News Feature | August 13, 2013

When It Comes To Customer Satisfaction, No One Trumps Trader Joe's

Sam Lewis

By Sam Lewis, associate editor
Follow Me On Twitter @SamIAmOnFood

Trader Joe's Store Front At Easton

Market Force study reveals the where and why of American grocery shopping

Recently, Market Force conducted a study involving 6,600 North American consumers that revealed where participants preferred to shop for groceries and the reasons why they do. When asked about the satisfaction with their most recent grocery shopping experience and the likelihood of referring that grocer to others — called “the customer delight index” — a lot of names you expected to be at the top were there. Included in these were Publix, Whole Foods, Wegmans, and Aldi. Rounding out the top five was Trader Joe’s, at number one.

This shouldn’t come as much of a surprise, as those who have had the Trader Joe’s shopping experience realize the biggest problem might be dealing with the hordes of other shoppers in the store. Operating nearly 400 locations, Trader Joe’s has a neighborhood-store feel with an enormous focus of its operations being on helping the customer and its always fresh inventory of products.

A convenient location is one of the biggest factors consumers consider when choosing their preferred grocer — ranking higher than low prices at number two, sales and promotions at number three, and merchandise variety and availability at number four. Los Angeles-based Ralph’s — of the Kroger brand — was the winner regarding convenient locations, and Aldi was the clear winner in low prices. Winn Dixie, based in Jacksonville, FL, was the consumer favorite in terms of sales and promotions. As far as merchandise variety and availability goes, Meijer led the pack.

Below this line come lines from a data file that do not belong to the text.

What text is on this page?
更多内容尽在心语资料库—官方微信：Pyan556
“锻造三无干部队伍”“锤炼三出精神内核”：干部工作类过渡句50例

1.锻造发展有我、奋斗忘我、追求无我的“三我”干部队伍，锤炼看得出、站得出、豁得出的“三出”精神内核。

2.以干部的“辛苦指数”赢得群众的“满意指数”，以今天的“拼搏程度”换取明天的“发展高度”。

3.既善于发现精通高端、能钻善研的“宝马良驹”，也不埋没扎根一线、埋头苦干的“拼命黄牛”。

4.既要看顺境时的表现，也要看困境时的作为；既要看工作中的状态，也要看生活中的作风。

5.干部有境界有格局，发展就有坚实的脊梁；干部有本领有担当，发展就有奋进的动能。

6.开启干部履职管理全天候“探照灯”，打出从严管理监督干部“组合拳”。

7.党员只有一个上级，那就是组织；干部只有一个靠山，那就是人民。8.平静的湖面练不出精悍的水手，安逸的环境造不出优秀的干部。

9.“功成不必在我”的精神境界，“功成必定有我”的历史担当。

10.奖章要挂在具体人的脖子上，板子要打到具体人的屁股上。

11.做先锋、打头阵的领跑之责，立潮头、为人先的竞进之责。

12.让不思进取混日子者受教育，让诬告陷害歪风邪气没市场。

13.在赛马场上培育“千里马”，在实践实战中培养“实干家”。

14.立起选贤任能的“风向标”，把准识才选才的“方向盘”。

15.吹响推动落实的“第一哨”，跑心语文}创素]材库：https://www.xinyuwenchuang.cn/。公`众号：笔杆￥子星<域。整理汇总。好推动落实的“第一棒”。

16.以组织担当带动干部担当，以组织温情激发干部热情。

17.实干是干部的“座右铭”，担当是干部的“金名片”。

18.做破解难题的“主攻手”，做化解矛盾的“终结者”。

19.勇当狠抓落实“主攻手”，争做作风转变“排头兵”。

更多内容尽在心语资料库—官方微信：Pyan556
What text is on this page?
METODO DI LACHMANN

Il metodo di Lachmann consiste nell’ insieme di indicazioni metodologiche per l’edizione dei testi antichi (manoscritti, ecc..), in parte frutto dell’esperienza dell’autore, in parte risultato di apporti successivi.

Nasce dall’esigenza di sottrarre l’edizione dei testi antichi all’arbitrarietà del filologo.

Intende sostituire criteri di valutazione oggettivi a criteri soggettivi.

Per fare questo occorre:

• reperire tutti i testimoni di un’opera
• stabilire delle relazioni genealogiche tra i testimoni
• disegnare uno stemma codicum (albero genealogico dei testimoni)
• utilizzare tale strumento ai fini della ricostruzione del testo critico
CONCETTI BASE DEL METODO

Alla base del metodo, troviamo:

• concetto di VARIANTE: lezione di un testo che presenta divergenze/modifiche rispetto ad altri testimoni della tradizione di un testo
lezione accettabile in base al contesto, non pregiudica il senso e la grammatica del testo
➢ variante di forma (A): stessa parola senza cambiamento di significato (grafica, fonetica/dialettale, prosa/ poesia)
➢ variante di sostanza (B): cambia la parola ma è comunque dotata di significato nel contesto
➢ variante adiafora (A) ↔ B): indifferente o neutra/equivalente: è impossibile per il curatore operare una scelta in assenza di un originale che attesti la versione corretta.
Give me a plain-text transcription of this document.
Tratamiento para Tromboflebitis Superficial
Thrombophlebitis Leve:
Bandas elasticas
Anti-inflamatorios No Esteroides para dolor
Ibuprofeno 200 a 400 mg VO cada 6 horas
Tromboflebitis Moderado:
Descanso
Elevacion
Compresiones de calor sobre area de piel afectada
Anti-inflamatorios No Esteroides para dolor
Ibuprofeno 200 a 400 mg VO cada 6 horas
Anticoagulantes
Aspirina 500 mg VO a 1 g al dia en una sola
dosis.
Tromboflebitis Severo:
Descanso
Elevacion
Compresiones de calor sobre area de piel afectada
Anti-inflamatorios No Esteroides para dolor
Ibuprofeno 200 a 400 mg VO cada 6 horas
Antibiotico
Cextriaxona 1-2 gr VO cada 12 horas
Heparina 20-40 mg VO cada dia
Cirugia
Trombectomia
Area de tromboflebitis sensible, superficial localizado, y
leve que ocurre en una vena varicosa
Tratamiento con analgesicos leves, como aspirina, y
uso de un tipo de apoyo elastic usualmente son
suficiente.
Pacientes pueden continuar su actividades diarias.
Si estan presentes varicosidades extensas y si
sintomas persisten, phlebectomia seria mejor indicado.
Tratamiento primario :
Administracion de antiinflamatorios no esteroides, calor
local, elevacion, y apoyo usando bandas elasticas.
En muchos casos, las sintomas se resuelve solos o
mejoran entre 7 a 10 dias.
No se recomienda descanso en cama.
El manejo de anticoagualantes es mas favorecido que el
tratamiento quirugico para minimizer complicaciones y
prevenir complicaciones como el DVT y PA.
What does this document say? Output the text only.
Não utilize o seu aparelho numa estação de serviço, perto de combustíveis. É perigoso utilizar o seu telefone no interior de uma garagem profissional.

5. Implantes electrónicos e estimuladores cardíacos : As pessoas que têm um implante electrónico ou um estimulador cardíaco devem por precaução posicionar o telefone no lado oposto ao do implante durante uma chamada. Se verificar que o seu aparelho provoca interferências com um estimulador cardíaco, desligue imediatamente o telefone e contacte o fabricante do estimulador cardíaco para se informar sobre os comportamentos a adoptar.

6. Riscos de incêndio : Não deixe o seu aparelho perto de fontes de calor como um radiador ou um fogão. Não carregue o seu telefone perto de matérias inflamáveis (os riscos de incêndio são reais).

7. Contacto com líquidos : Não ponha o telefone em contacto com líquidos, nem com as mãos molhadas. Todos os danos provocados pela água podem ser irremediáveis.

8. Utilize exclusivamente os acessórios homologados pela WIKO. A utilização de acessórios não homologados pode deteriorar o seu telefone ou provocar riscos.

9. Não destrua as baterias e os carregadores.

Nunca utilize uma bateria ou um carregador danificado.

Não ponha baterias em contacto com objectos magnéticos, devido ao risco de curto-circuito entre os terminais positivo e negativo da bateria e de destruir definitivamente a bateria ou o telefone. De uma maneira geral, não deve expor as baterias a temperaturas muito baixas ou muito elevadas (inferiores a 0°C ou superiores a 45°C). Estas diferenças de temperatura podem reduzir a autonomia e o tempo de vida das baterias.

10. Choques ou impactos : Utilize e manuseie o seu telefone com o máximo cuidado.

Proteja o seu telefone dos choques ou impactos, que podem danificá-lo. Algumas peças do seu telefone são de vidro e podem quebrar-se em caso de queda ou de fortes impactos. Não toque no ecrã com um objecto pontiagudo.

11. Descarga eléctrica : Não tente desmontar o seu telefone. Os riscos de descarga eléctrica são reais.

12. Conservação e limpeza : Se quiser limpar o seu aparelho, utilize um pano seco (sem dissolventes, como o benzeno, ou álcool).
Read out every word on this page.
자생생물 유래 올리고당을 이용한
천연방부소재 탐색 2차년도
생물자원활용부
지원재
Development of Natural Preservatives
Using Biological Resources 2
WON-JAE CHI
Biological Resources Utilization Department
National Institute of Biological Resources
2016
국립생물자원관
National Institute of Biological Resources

As nice as it is to be on top in these categories, it doesn’t always help grocery chains become more profitable. Operations-based characteristics, like fast check-outs, inviting atmosphere, and courteous staff are often what distinguish one grocer from another, and are what allow one grocery brand to outscore another. “With most consumers satisfied with their grocery-shopping experiences, it makes for a very competitive playing field for grocers looking to distinguish themselves from the masses,” said Janet Eden-Harris, chief marketing officer for Market Force. “We start to see the greatest opportunities for differentiation in operations-related attributes such as fast check-outs, gracious staff, and atmosphere.”   

The study examined these operational attributes and found that Trader Joe’s and Publix both were at the top of these traits. Trader Joe’s was the favorite for inviting atmosphere and fast check-out, while Publix was the consumers’ favorite for friendly staff and cleanliness. Hy-Vee and H-E-B stores also achieved positive marks for cleanliness, courteous staff, and atmosphere.

However, no other grocery chain dominated quite like Whole Foods in terms of perception of high quality, healthy, natural product selection. Despite Whole Foods not winning any of the previously mentioned categories — it was in the top 10 in all of them — it was the best in the following: high-quality meat, high-quality produce, natural and organic products, nutritional information, and sustainable/green practices. And, yes, Trader Joe’s found its way into the top in these categories also, landing in the top three of most of them.

While many grocers can claim one or two particular services that no competitor can beat — Walmart, for instance, will match any grocery chain’s low price and was ranked number one in one-stop shopping — oftentimes, that stake comes with a sacrifice. In the case of Walmart, customer satisfaction was deemed last by the customer delight index. With Trader Joe’s being in the top five of virtually every category, it’s easy to see why it is the number one grocer in the eyes of American grocery shoppers.